6. Antigenicity and Epitopes

Vaccination, which involves several natural and artificial proteins, is a key strategy for controlling various infectious diseases. This gives another layer to understanding antigenicity and epitopes, as well as their importance in the protein structure. Computational vaccine design, also known as computational vaccinology, encompasses epitope mapping, antigenicity, and immunogen design tools. In silico prediction of immune response to emerging infectious diseases can accelerate the next generation of vaccines. The capacity of an antigen to bind with the receptors is called the antigenicity [44]. Characterizing the antigenicity of a protein can be important for predicting vaccine efficacy.

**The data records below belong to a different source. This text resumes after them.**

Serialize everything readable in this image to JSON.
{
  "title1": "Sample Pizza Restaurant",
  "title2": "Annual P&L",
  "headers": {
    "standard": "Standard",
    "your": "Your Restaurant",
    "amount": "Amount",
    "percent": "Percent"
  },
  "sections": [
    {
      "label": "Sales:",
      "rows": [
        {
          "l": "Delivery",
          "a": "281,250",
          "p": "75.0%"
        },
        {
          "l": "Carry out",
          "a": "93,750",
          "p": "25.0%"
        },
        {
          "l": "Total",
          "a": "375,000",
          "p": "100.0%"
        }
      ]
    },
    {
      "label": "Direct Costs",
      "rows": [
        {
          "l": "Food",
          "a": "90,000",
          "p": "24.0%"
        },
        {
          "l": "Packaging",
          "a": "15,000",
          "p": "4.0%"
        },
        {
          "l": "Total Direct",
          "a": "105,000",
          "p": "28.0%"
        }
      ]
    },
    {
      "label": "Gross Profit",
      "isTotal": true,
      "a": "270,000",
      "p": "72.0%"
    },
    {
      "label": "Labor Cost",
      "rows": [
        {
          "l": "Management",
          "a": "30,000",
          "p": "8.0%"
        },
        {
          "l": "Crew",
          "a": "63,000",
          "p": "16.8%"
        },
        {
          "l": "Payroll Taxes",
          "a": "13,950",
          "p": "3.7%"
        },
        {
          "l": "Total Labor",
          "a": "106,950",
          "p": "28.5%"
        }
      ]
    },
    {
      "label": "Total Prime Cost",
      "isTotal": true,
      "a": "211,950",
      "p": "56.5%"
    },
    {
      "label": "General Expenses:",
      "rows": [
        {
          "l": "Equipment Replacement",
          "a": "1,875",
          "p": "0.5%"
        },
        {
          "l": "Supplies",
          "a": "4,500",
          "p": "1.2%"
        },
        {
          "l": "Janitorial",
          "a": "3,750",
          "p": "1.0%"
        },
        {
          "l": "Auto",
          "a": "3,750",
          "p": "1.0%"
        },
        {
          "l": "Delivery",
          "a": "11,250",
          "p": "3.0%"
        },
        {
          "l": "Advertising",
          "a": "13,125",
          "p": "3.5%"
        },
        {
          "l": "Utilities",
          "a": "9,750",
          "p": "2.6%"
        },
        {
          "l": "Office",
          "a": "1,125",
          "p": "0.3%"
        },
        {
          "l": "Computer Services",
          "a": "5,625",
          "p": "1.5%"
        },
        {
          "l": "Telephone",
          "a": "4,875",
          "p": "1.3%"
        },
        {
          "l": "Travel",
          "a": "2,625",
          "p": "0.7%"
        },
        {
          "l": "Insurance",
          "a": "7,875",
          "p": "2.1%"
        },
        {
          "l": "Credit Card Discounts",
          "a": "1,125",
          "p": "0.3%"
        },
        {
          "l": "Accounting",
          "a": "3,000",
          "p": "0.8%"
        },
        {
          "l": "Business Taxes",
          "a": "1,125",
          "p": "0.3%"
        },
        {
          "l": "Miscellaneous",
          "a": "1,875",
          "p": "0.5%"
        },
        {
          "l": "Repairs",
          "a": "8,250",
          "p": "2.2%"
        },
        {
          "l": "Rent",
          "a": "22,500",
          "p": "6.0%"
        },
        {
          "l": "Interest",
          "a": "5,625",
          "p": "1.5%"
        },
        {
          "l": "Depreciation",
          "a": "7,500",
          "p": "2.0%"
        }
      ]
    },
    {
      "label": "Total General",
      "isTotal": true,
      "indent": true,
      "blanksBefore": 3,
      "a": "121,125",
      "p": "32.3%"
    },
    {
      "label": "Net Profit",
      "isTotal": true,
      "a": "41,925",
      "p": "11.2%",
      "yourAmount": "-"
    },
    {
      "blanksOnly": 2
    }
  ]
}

However, such experiments are labor-intensive, time-consuming, and not suitable for the early stage detection [44]. Computational prediction of antigenic dissimilarity using amino acid sequences enables large-scale antigenic characterization [45]. This approach for example can be applied as well, to reverse vaccinology (RV), which is a technique that has been widely used for screening surface-exposed proteins (PSEs) of important pathogens, including outer membrane proteins (OMPs), and extracellular proteins (ECPs) as potential vaccine candidates [46]. One of the goals of using this method is the initial screening is achieved by using bioinformatics to identify all surface-exposed proteins (potential vaccine candidates) and this typically reduces the number of targets 10-fold, from thousands to hundreds of proteins [45][47]. Surface-exposed proteins generally comprise a wide array of virulence factors involved in pathogen-host interactions and are responsible for causing disease [46]. Overall, Screening using in vitro assays further reduces the number of vaccine candidates and hence the number of laboratory animals required for efficacy testing.
Importantly, sequence-based computational methods make it possible to characterize antigenicity without requiring high biosafety levels [44]. The use of programs such as VaxiJen showcases the idea that antigens possess common, underlying physicochemical features that are independent of species and conventional global sequence similarity [48].
With the main objective of producing vaccines for humans and animals, after understanding that the protein can be recognized by antibodies, the next step is to understand the localization of epitopes inside the amino acid sequences. A B-cell epitope is the antigen portion binding to the immunoglobulin or antibody [49]. These epitopes recognized by B-cells may constitute any solvent-exposed region in the antigen and can be of different chemical natures and can be subjects for epitope prediction methods [49]. B-cell epitope prediction aims to identify B-cell epitopes with the practical purpose of replacing the antigen for antibody production or for carrying structure-function studies [49]. Any solvent-exposed region in the antigen can be subject to recognition by antibodies [49].